The most recent Tony Conrad release is a December 6, 2005 issue of a live concert recording from Feb 18, 1995 of Tony Conrad, Jim O'Rourke and Faust Outside the Dream Syndicate Alive on Table of Elements Records. There is also a April 6, 2004 Amazon listing of the 2002 reissue of the 1972 Tony Conrad and Faust collaboration Outside the Dream Syndicate: 30th Anniversary Edition on The Table of Elements Records. Now a 2 CD set with bonus tracks. I’ll admit that I was a bit disappointed to find that the recordings on Tony Conrad’s November 18, 1997 release Early Minimalism, Vol. 1 are not actually from 1964/65, but rather are works from the late 1980’s to mid 1990’s titled with namessuch as “Early Minimalism June 1965”. “Four Violins 1964” is stated as actually being from that year though, and once you get pastthe idea of the date titles and go with the premise that if the ToEM had continued with a western string based drone of violins, violas & cellos this is what it might have sounded like, you can still get into this.

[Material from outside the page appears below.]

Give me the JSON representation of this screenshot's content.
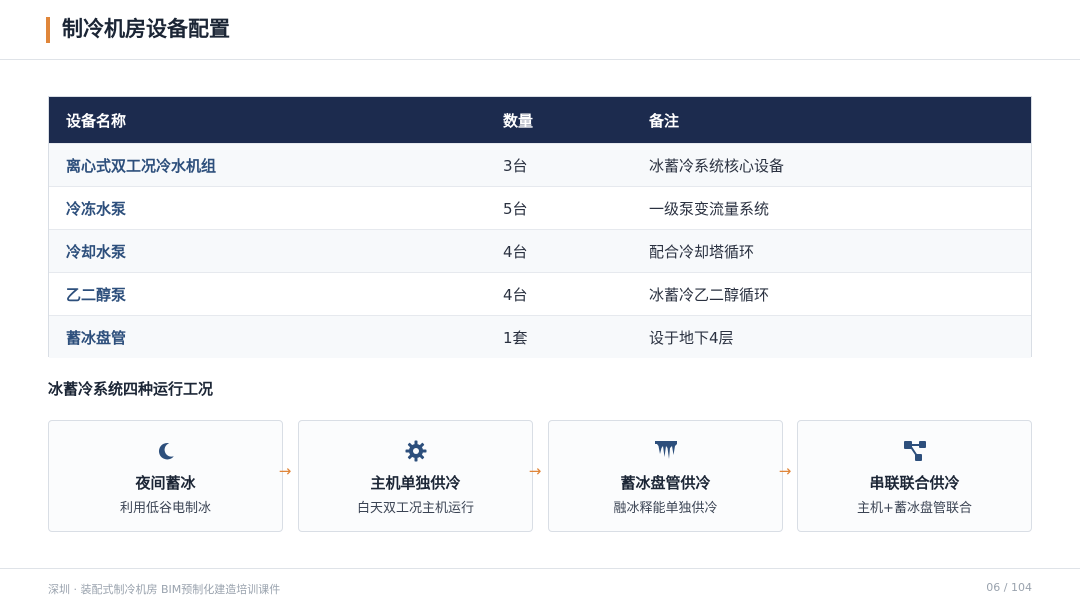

The Associates: The conceptual anti-artist/violinist Henry Flynt was never a member of the ToEM but he was a friend of La Monte Young who famously wrote the work "X (any integer) for Henry Flynt" which consists of a single sound repeated "x" number of times. There is a performance of "566 for Henry Flynt" by David Tudor on the disc "Experimentelles Theater - Fluxus - Happening - Performance" available from Amazon Germany. Henry Flynt's own works of drone/folk based music are available on the discs Purified by the Fire, Back Porch Hillbilly Blues 1, Back Porch Hillbilly Blues 2, C Tune, and I Don't Wanna.